Search code examples
pythoncomputer-visionpytorchtorchvision

How to combine datasets in PyTorch to return image and numpy file simultaneously


I am trying to build a dataloader that will take images and poses. The images are saved in the form of .jpg files, and the poses in the form of .npy files. The images and poses are in different folders but have the same sub-folder structure and name. The sub-folders are in the form of classes, i.e., each class has a corresponding folder. I want to apply image transformations and then return the images (for which I am using torchvision datasets.ImageFolder). For the poses, I am using torchvision datasets.DatasetFolder. How do I combine these two datasets so that I get both pose and image of the same name simultaneously?
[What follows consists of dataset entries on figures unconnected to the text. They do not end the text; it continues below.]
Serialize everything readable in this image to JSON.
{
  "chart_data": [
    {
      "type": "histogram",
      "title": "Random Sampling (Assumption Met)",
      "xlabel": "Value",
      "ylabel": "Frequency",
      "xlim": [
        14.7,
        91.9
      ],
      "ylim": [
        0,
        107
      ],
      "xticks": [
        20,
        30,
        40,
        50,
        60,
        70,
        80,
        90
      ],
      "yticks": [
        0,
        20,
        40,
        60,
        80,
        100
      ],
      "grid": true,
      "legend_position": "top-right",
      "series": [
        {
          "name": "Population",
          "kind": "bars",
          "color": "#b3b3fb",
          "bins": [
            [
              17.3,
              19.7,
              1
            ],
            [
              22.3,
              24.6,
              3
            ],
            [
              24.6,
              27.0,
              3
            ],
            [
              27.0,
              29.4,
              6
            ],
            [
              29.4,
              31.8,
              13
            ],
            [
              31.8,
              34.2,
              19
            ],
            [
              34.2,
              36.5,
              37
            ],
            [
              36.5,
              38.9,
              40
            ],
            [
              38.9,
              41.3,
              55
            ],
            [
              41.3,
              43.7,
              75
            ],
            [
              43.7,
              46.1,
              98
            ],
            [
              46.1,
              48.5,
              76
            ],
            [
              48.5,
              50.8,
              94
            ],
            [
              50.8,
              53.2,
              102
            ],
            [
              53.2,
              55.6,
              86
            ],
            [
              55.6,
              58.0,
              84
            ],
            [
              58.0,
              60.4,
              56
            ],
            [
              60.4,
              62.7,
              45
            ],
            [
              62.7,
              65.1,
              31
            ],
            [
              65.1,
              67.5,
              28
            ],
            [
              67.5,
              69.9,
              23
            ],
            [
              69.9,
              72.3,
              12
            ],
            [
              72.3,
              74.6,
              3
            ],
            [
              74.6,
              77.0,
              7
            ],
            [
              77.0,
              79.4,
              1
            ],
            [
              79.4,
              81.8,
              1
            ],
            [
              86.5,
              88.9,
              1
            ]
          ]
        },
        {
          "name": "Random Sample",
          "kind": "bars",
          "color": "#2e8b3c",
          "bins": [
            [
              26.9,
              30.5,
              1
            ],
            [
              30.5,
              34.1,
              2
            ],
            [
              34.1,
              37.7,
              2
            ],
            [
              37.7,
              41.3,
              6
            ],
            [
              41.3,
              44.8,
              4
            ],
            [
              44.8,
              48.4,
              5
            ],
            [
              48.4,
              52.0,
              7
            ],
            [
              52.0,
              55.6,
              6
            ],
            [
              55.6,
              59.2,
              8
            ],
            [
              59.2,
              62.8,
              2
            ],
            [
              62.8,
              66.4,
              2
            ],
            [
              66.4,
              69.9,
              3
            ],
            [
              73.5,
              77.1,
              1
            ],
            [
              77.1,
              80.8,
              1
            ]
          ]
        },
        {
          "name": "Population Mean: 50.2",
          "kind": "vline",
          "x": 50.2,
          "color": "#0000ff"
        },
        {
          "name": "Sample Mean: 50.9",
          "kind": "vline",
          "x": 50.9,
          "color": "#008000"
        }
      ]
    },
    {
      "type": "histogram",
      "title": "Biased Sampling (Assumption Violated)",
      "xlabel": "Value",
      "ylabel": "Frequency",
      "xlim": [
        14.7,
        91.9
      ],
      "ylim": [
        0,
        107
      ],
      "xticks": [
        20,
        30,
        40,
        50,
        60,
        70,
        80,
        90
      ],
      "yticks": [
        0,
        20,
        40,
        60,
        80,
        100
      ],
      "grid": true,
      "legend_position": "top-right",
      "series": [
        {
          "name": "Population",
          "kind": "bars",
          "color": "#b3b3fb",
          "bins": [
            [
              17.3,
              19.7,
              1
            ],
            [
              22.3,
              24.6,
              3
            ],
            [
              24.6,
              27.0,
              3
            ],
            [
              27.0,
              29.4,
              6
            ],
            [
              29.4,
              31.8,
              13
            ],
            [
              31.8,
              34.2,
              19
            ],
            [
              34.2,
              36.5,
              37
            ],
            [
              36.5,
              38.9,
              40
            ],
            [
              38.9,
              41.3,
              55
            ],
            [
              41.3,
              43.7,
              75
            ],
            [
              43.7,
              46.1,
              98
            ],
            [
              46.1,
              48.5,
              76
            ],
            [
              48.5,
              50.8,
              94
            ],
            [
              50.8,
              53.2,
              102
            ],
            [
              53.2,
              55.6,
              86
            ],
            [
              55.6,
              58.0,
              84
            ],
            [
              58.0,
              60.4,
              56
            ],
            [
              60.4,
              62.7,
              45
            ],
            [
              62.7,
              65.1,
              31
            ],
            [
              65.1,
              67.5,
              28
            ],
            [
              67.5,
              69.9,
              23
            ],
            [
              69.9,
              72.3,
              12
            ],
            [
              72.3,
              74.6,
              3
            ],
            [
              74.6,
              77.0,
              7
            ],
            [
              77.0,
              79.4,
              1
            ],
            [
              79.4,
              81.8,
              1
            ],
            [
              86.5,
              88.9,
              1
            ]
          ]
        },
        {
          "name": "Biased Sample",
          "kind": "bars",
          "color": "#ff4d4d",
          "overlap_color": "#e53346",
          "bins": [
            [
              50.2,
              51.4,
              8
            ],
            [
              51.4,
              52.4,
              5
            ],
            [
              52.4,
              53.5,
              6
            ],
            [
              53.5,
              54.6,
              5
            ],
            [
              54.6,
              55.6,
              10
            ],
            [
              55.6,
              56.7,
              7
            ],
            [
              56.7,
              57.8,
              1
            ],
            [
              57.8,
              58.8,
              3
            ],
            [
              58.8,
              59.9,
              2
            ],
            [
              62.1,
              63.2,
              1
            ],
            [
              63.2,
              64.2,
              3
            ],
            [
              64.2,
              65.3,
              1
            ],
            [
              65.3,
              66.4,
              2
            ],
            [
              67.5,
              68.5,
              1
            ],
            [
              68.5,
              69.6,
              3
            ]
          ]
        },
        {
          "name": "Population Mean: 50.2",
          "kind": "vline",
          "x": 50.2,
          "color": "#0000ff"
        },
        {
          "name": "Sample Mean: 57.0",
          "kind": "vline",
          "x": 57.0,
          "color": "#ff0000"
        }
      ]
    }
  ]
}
class ReIDFolder_images(datasets.ImageFolder):

    def __init__(self, root, transform):
        super().__init__(root, transform)
        targets = np.asarray([s[1] for s in self.samples])
        self.targets = targets
        self.img_num = len(self.samples)
        print(self.img_num)

    def _get_cam_id(self, path):
        camera_id = []
        filename = os.path.basename(path)
        camera_id = filename.split('c')[1][0]
        return int(camera_id)-1

    def _get_pos_sample(self, target, index, path):
        pos_index = np.argwhere(self.targets == target)
        pos_index = pos_index.flatten()
        pos_index = np.setdiff1d(pos_index, index)
        if len(pos_index)==0:  # in the query set, only one sample
            return path
        else:
            rand = random.randint(0,len(pos_index)-1)
        return self.samples[pos_index[rand]][0]

    def _get_neg_sample(self, target):
        neg_index = np.argwhere(self.targets != target)
        neg_index = neg_index.flatten()
        rand = random.randint(0,len(neg_index)-1)
        return self.samples[neg_index[rand]]

    def __getitem__(self, index):
        path, target = self.samples[index]
        sample = self.loader(path)

        pos_path = self._get_pos_sample(target, index, path)
        pos = self.loader(pos_path)

        if self.transform is not None:
            sample = self.transform(sample)
            pos = self.transform(pos)

        if self.target_transform is not None:
            target = self.target_transform(target)

        return sample, target, pos

class ReIDFolder_poses(datasets.DatasetFolder):

    def __init__(self, root):
        super().__init__(root, loader=self.npy_loader, extensions='.npy')

        targets = np.asarray([s[1] for s in self.samples])
        self.targets = targets  
        self.img_num = len(self.samples)
        print(self.img_num)

    def npy_loader(self, path):
        sample = torch.Tensor(np.load(path))
        return sample

    def _get_cam_id(self, path):
        camera_id = []
        filename = os.path.basename(path)
        camera_id = filename.split('c')[1][0]
        return int(camera_id)-1

    def _get_pos_sample(self, target, index, path):
        pos_index = np.argwhere(self.targets == target)
        pos_index = pos_index.flatten()
        pos_index = np.setdiff1d(pos_index, index)
        if len(pos_index)==0:  # in the query set, only one sample
            return path
        else:
            rand = random.randint(0,len(pos_index)-1)
        return self.samples[pos_index[rand]][0]

    def _get_neg_sample(self, target):
        neg_index = np.argwhere(self.targets != target)
        neg_index = neg_index.flatten()
        rand = random.randint(0,len(neg_index)-1)
        return self.samples[neg_index[rand]]

    def __getitem__(self, index):
        path, target = self.samples[index]
        sample = self.loader(path)

        pos_path = self._get_pos_sample(target, index, path)
        pos = self.loader(pos_path)

        return sample, target, pos

Solution

  • I was able to solve this problem! It turns out I didn't have to inherit datasets.DatasetFolder. Since the labels were the same, I just created one class which inherits datasets.ImageFolder, and fed a modified path to the function npy_loader.